VBS does not have a "Like" statement.
Here is a function to reproduce that....
Lisa
VBS does not have a "Like" statement.
Here is a function to reproduce that....
Code: Select all
Public Function IsLike(ByVal Input, ByVal Pattern)
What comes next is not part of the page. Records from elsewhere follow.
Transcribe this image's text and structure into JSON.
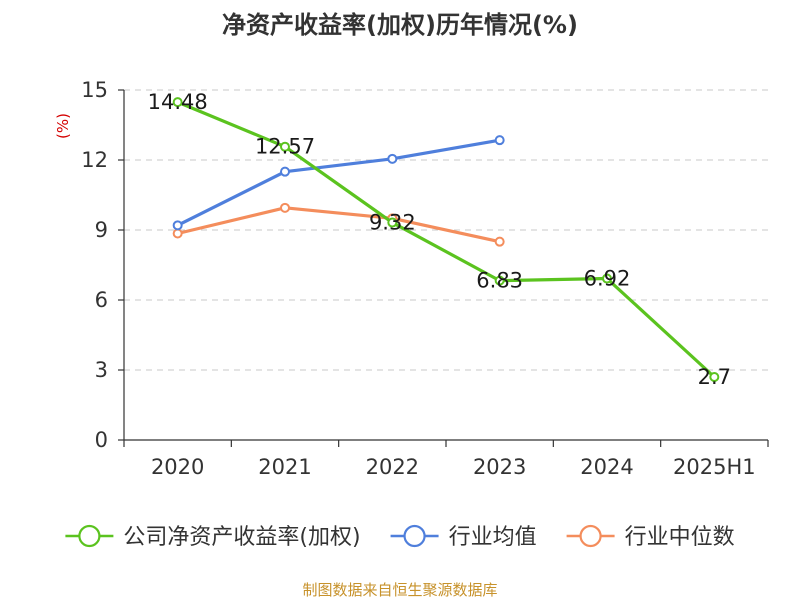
{
  "chart_data": {
    "type": "line",
    "title": "净资产收益率(加权)历年情况(%)",
    "ylabel": "(%)",
    "xlabel": "",
    "categories": [
      "2020",
      "2021",
      "2022",
      "2023",
      "2024",
      "2025H1"
    ],
    "ylim": [
      0,
      15
    ],
    "yticks": [
      0,
      3,
      6,
      9,
      12,
      15
    ],
    "grid": true,
    "legend_position": "bottom",
    "series": [
      {
        "name": "公司净资产收益率(加权)",
        "color": "#5bc31f",
        "values": [
          14.48,
          12.57,
          9.32,
          6.83,
          6.92,
          2.7
        ],
        "labels": [
          "14.48",
          "12.57",
          "9.32",
          "6.83",
          "6.92",
          "2.7"
        ]
      },
      {
        "name": "行业均值",
        "color": "#4f7fdc",
        "values": [
          9.2,
          11.5,
          12.05,
          12.85,
          null,
          null
        ]
      },
      {
        "name": "行业中位数",
        "color": "#f48d5c",
        "values": [
          8.85,
          9.95,
          9.5,
          8.5,
          null,
          null
        ]
      }
    ],
    "source": "制图数据来自恒生聚源数据库"
  }
}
If Input = "" Xor Pattern = "" Then
IsLike = False
Exit Function
End If
If Input = "" And Pattern = "" Then
IsLike = True
Exit Function
End If
With CreateObject("VBScript.RegExp")
.Global = True
.Pattern = "\+(?=\x5B*(?!\x5D))"
Pattern = .Replace(Pattern, "\+")
.Pattern = "\.(?=\x5B*(?!\x5D))"
Pattern = .Replace(Pattern, "\.")
.Pattern = "\{(?=\x5B*(?!\x5D))"
Pattern = .Replace(Pattern, "\{")
.Pattern = "\}(?=\x5B*(?!\x5D))"
Pattern = .Replace(Pattern, "\}")
.Pattern = "\((?=\x5B*(?!\x5D))"
Pattern = .Replace(Pattern, "\(")
.Pattern = "\)(?=\x5B*(?!\x5D))"
Pattern = .Replace(Pattern, "\)")
.Pattern = "\|(?=\x5B*(?!\x5D))"
Pattern = .Replace(Pattern, "\|")
.Pattern = "\?(?=\x5B*(?!\x5D))"
Pattern = .Replace(Pattern, ".")
.Pattern = "\*(?=\x5B*(?!\x5D))"
Pattern = .Replace(Pattern, ".*")
.Pattern = "#(?=\x5B*(?!\x5D))"
Pattern = .Replace(Pattern, "\d")
.Pattern = "\[!(?=\x5B*(?!\x5D))"
Pattern = .Replace(Pattern, "[^")
Pattern = "^" & Pattern & "$"
.Pattern = Pattern
IsLike = .Test(Input)
End With
End Function